Não consigo entender por que este tipo de felicidade que eu vivo agora não me é inspiradora. Esse é um mistério que acho que jamais entenderemos... e ao pensar nisso ouço Bethânia cantarolar: "Pra fazer um samba com beleza é preciso um bocado de tristeza..." Diante disso não preciso dizer que estou aqui porque fui tocada por ela: a danada da tristeza.

A tristeza e o sofrimento que me inspiram neste momento não são extamente meus. Mas, ao mesmo tempo, são mais meus do que se tivessem nascido em mim. Contraditória verdade. Sofro a dor do outro, como fazemos nas artes. Só que o mocinho que chora e me comove não é personagem de nenhum dramaturgo. Ele é real e é de mim. Eu não vou ver as letrinhas passarem na minha frente quando o "filme" acabar. Não vai ter aplauso no final do "espetáculo". Eu não vou esquecer as lágrimas que o vi derramar e que também provocaram as minhas. Porque ele é real e é de mim.

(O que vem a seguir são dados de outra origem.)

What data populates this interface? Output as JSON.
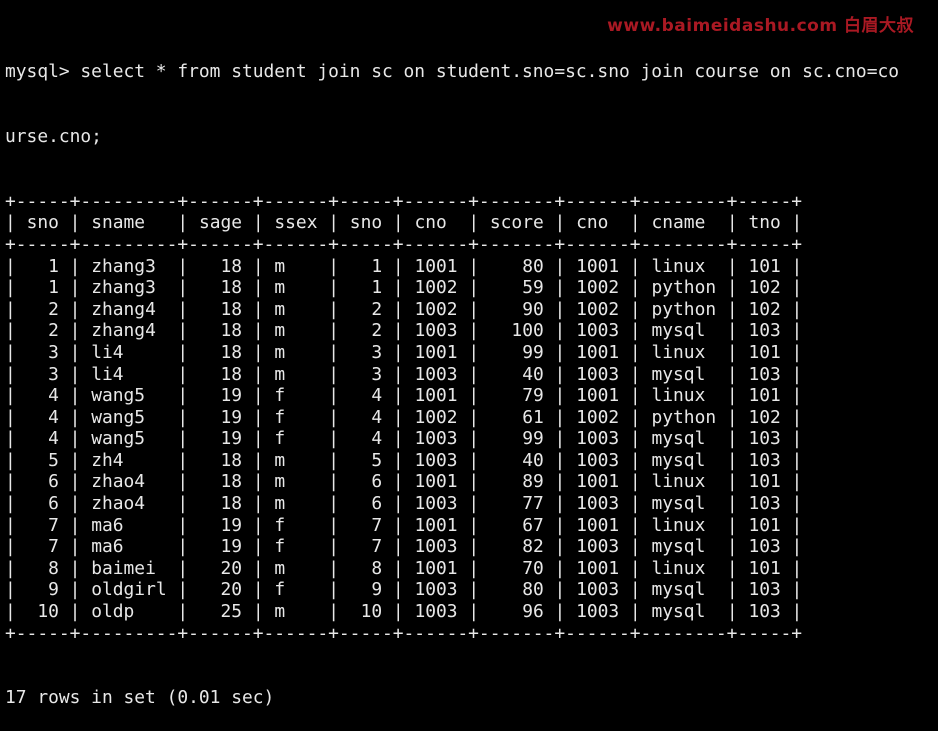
{
  "terminal": {
    "prompt": "mysql> ",
    "command": "select * from student join sc on student.sno=sc.sno join course on sc.cno=co",
    "command_continuation": "urse.cno;",
    "result_footer": "17 rows in set (0.01 sec)"
  },
  "watermark": {
    "text": "www.baimeidashu.com 白眉大叔",
    "color": "#c81e2a"
  },
  "table": {
    "columns": [
      {
        "label": "sno",
        "align": "right"
      },
      {
        "label": "sname",
        "align": "left"
      },
      {
        "label": "sage",
        "align": "right"
      },
      {
        "label": "ssex",
        "align": "left"
      },
      {
        "label": "sno",
        "align": "right"
      },
      {
        "label": "cno",
        "align": "right"
      },
      {
        "label": "score",
        "align": "right"
      },
      {
        "label": "cno",
        "align": "right"
      },
      {
        "label": "cname",
        "align": "left"
      },
      {
        "label": "tno",
        "align": "right"
      }
    ],
    "rows": [
      [
        "1",
        "zhang3",
        "18",
        "m",
        "1",
        "1001",
        "80",
        "1001",
        "linux",
        "101"
      ],
      [
        "1",
        "zhang3",
        "18",
        "m",
        "1",
        "1002",
        "59",
        "1002",
        "python",
        "102"
      ],
      [
        "2",
        "zhang4",
        "18",
        "m",
        "2",
        "1002",
        "90",
        "1002",
        "python",
        "102"
      ],
      [
        "2",
        "zhang4",
        "18",
        "m",
        "2",
        "1003",
        "100",
        "1003",
        "mysql",
        "103"
      ],
      [
        "3",
        "li4",
        "18",
        "m",
        "3",
        "1001",
        "99",
        "1001",
        "linux",
        "101"
      ],
      [
        "3",
        "li4",
        "18",
        "m",
        "3",
        "1003",
        "40",
        "1003",
        "mysql",
        "103"
      ],
      [
        "4",
        "wang5",
        "19",
        "f",
        "4",
        "1001",
        "79",
        "1001",
        "linux",
        "101"
      ],
      [
        "4",
        "wang5",
        "19",
        "f",
        "4",
        "1002",
        "61",
        "1002",
        "python",
        "102"
      ],
      [
        "4",
        "wang5",
        "19",
        "f",
        "4",
        "1003",
        "99",
        "1003",
        "mysql",
        "103"
      ],
      [
        "5",
        "zh4",
        "18",
        "m",
        "5",
        "1003",
        "40",
        "1003",
        "mysql",
        "103"
      ],
      [
        "6",
        "zhao4",
        "18",
        "m",
        "6",
        "1001",
        "89",
        "1001",
        "linux",
        "101"
      ],
      [
        "6",
        "zhao4",
        "18",
        "m",
        "6",
        "1003",
        "77",
        "1003",
        "mysql",
        "103"
      ],
      [
        "7",
        "ma6",
        "19",
        "f",
        "7",
        "1001",
        "67",
        "1001",
        "linux",
        "101"
      ],
      [
        "7",
        "ma6",
        "19",
        "f",
        "7",
        "1003",
        "82",
        "1003",
        "mysql",
        "103"
      ],
      [
        "8",
        "baimei",
        "20",
        "m",
        "8",
        "1001",
        "70",
        "1001",
        "linux",
        "101"
      ],
      [
        "9",
        "oldgirl",
        "20",
        "f",
        "9",
        "1003",
        "80",
        "1003",
        "mysql",
        "103"
      ],
      [
        "10",
        "oldp",
        "25",
        "m",
        "10",
        "1003",
        "96",
        "1003",
        "mysql",
        "103"
      ]
    ]
  },
  "colors": {
    "background": "#000000",
    "foreground": "#e8e8e8"
  }
}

Ao saber da dor do amigo automaticamente me lembrei de "Pálpebras de neblina" do Caio F. Sempre o Caio. Neste texto ele relata um dia ruim, em que pensava: "Ah! como eu precisava tanto de alguém que me salvasse do pecado de querer abrir o gás." No auge da sua dor ele testemunha a dor de uma desconhecida. No auge da sua dor do "não-ter" ele é requisitado por alguém que é dele: "Depois, um amigo me chamou para ajudá-lo a cuidar da dor dele. Guardei a minha no bolso. E fui. Não por nobreza: cuidar dele faria com que eu me esquecesse de mim. E fez. Quando gemeu "dói tanto", contei da moça vadia chorando, bebendo e fumando (como num bolero). E quando ele perguntou "porquê?", compreendi ainda mais. Falei: "Porque é daí que nascem as canções". E senti um amor imenso. Por tudo, sem pedir nada de volta. Não-ter pode ser bonito, descobri. Mas pergunto inseguro, assustado: a que será que se destina?"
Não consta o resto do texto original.